MLM huns often use a pre-written format to reach out to potential customers. Sometimes they flub it, like in this post from r/antiMLM. If the message you get seems a tad robotic, it’s probably only a matter of time before they launch into their pitch about working your own hours and being a small business owner.
Just politely end the conversation and move on without the burden of thousands of dollars worth of inventory to get rid of.
If you have to “invest” money to join, don’t
While some “investments” are worth paying for up front, like buying a house, you shouldn’t spend thousands of dollars on cheaply made clothing and expect to make a profit off it. MLMs are legal, according to the FTC, but that doesn’t mean the strict parameters set by the government will protect you from shady purchases.
As Quartz reported in 2017, MLMs only pushed people further into debt because of the pressure to buy inventory. The “buy in” investment for LuLaRoe, for example, will cost you $5,000. While the company claims that participants, which it calls consultants, can profit from spending less than $5,000, Business Insider obtained data in 2017 that showed more than 80 percent of consultants made less than $5,000. A total of 10,834 sold nothing at all, and the average revenue was about $3,387. Based on a LuLaRoe consultant’s numbers, one blogger estimated that consultants would have to spend at least $15,000 on inventory and mark prices up 40 percent to make any profit.

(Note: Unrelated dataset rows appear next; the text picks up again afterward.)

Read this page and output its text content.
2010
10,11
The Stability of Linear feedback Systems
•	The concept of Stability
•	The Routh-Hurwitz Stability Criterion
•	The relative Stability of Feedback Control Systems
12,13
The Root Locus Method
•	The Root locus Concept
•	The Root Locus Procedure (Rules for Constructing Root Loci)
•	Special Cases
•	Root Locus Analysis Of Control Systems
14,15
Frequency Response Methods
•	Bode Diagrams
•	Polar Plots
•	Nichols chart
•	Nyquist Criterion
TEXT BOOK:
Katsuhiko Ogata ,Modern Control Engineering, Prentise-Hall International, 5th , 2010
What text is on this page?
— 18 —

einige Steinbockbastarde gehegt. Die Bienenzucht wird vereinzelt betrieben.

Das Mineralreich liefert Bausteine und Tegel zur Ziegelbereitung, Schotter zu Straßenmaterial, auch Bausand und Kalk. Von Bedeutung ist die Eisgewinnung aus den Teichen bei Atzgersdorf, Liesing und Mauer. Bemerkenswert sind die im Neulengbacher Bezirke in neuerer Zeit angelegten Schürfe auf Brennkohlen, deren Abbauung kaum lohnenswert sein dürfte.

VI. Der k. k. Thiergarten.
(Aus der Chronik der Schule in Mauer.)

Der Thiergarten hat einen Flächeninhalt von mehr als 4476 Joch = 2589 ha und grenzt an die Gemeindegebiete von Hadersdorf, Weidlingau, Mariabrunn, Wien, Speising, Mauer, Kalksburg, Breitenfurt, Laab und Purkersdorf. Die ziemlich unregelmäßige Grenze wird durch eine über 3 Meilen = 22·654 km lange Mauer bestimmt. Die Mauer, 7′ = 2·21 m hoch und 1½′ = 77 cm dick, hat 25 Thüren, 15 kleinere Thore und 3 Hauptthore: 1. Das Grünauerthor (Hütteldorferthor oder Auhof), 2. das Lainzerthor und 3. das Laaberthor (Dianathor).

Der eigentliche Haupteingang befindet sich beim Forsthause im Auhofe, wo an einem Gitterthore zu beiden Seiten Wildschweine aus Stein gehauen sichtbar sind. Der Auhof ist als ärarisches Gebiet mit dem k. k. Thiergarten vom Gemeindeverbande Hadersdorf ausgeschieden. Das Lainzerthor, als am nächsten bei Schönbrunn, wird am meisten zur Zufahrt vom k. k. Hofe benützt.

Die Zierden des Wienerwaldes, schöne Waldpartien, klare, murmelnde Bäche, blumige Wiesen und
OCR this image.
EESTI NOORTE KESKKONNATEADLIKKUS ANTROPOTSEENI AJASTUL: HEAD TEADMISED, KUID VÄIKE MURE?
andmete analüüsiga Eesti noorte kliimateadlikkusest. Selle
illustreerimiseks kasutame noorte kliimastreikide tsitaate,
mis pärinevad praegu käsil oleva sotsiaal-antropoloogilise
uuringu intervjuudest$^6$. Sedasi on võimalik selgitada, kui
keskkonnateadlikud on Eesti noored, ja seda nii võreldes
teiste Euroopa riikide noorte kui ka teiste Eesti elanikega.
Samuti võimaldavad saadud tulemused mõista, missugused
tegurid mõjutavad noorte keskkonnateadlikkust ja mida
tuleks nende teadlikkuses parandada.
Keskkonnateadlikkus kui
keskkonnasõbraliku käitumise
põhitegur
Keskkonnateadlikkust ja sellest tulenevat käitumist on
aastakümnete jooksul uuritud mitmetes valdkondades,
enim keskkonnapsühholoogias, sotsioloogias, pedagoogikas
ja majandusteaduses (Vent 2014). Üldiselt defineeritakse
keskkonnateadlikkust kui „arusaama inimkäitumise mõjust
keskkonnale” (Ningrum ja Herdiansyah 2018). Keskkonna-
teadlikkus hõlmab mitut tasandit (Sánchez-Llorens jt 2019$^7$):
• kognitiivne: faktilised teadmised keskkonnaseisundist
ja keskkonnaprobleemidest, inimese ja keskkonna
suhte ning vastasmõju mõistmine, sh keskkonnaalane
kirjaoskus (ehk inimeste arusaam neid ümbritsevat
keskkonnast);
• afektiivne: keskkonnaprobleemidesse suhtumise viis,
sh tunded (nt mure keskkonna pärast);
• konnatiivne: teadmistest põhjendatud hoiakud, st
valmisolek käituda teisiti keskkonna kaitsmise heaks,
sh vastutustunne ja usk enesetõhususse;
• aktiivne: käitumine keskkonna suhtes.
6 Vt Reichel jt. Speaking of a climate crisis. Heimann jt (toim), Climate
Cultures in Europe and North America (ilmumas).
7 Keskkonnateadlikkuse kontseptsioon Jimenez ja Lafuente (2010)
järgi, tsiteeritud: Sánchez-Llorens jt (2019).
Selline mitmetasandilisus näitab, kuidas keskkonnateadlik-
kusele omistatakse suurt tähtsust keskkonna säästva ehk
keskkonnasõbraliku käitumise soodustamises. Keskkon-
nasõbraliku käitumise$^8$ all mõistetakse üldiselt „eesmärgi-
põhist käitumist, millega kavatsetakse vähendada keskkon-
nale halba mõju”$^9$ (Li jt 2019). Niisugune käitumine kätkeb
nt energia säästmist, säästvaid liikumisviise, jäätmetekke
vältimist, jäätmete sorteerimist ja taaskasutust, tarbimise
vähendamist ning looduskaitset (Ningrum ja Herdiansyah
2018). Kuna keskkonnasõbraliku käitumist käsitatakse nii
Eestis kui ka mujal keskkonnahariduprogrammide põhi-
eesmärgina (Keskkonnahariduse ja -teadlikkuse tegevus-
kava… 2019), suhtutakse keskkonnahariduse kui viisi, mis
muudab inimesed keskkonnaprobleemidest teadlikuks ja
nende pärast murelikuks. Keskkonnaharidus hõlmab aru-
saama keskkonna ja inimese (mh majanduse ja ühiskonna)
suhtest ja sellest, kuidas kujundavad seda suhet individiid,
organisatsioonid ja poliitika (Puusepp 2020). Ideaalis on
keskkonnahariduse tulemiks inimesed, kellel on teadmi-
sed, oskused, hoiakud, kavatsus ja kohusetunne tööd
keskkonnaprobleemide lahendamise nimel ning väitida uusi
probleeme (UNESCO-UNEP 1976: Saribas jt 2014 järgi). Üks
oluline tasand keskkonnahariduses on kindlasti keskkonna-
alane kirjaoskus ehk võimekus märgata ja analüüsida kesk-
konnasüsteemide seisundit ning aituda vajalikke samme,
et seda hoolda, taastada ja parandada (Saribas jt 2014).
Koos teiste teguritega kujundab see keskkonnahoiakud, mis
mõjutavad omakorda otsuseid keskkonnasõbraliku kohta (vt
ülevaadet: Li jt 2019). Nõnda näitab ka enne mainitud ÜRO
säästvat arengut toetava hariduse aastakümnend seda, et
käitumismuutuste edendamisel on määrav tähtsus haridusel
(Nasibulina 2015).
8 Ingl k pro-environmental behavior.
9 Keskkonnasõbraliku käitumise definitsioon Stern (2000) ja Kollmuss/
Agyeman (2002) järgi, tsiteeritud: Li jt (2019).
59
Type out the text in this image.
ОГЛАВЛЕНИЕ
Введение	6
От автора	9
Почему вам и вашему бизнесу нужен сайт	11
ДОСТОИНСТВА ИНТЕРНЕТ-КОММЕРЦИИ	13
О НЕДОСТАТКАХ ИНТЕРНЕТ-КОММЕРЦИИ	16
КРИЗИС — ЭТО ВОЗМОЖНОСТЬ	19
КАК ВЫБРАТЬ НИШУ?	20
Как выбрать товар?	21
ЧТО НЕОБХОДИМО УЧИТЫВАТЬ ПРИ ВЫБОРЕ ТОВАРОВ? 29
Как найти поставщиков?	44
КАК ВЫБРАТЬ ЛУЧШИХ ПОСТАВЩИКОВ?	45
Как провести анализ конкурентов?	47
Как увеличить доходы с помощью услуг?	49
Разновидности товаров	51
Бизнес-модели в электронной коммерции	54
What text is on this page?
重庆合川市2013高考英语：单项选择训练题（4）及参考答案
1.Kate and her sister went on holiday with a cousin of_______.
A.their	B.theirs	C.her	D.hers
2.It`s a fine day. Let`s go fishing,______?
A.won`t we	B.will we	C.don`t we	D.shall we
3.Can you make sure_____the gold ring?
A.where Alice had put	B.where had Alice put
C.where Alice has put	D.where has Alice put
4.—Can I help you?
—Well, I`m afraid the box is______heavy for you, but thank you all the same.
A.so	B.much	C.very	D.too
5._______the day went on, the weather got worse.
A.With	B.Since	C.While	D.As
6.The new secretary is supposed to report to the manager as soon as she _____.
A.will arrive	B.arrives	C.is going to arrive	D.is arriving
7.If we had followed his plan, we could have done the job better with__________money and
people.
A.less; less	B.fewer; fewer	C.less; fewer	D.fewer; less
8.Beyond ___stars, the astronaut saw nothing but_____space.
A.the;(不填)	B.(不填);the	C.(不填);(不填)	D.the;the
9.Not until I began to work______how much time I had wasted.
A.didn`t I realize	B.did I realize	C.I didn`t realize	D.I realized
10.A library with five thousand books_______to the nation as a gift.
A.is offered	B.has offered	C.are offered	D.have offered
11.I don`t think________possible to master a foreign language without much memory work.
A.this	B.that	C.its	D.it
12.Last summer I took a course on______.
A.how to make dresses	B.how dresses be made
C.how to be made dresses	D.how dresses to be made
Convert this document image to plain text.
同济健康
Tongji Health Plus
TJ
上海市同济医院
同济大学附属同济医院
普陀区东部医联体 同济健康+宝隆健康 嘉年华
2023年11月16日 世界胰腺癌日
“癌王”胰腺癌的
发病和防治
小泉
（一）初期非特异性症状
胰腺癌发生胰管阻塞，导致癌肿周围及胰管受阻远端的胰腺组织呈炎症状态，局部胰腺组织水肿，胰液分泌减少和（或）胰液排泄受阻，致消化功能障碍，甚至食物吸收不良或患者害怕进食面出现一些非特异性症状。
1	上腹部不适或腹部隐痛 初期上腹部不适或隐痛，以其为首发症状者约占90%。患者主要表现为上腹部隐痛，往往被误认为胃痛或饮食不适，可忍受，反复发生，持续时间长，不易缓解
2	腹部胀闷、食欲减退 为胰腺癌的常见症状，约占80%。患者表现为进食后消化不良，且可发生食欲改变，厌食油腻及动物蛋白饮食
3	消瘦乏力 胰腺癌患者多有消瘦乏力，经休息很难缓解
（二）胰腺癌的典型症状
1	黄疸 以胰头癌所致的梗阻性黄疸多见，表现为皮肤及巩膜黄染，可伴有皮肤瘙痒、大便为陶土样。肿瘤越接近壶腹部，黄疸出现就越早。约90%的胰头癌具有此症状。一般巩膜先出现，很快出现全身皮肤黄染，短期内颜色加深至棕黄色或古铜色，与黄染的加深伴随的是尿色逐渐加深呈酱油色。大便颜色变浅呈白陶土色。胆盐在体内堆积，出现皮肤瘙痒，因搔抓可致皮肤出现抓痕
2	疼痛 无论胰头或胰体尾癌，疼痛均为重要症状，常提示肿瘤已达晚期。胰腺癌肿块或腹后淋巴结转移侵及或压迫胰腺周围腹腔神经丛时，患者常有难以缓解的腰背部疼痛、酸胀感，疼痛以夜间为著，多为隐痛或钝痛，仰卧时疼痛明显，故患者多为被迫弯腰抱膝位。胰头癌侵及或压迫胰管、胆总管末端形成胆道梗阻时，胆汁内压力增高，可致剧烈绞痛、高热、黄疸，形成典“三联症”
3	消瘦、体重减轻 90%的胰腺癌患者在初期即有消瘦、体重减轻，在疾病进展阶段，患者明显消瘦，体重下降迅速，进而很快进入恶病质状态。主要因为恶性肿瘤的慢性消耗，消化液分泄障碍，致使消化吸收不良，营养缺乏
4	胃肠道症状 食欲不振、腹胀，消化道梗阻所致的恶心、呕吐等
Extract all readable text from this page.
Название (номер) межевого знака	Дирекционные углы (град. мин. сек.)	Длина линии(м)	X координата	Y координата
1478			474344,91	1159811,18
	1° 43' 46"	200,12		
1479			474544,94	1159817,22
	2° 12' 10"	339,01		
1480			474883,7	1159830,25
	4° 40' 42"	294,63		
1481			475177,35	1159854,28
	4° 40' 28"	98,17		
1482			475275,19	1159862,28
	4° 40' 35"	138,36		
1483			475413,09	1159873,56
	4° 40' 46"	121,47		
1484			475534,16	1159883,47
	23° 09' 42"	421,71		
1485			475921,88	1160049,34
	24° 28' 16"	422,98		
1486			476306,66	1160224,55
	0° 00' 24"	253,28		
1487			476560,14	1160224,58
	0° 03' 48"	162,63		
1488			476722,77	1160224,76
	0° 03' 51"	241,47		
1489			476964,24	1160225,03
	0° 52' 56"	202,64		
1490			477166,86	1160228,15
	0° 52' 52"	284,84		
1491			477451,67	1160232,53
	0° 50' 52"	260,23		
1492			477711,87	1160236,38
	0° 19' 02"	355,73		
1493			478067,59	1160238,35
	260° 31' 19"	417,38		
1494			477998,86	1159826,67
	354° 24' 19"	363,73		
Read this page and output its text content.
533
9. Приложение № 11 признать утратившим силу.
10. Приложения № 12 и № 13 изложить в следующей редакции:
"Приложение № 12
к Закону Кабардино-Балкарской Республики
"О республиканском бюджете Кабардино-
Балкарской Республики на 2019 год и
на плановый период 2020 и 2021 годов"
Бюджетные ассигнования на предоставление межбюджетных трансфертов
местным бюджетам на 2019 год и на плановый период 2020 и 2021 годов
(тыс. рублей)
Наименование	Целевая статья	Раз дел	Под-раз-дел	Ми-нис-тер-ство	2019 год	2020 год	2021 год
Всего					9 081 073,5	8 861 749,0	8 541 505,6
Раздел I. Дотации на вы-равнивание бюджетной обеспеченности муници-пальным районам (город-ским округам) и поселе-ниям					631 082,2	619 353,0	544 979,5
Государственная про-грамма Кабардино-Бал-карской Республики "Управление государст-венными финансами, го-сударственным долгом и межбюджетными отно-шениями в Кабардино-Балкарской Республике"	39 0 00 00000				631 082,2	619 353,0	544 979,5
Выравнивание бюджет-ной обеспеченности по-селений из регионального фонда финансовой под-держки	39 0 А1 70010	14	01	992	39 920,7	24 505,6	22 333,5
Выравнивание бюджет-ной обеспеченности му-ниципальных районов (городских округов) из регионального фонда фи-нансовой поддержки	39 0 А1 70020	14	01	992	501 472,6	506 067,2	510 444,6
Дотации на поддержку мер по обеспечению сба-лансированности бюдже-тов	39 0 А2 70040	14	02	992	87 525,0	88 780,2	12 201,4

And while there are success stories of women who made upwards of $30,000 a month selling, the high profits were ephemeral. Jill Domme, a former consultant, told Vice she once sold $37,566 of inventory in a month, but sales dipped and never recovered. She’s now $39,000 in debt and drives for GrubHub.
Buying a massive inventory in hopes of selling it at markup probably isn’t the best investment.
Just look it up
Got an offer that sounds too good to be true? Google it!
Jaded ex-participants who managed to escape the crushing jaws of MLMs have taken to the internet to warn others. Elle Beau, a former Younique representative, wrote a detailed blog about her “Poonique” journey. She, along with others determined to prevent vulnerable people from falling into the trap, formed the “Anti-MLM Coalition” and compiled a master list of known scams and direct selling schemes.
The South Dakota Office of the Attorney General also recommends looking into how long the company has been in business, whether the company has been sued for “deceptive business practices,” and checking with the state attorney general for complaints against the company.
If you find any mentions of recruitment, make a run for it. You don’t want to get crushed when that pyramid comes crumbling down.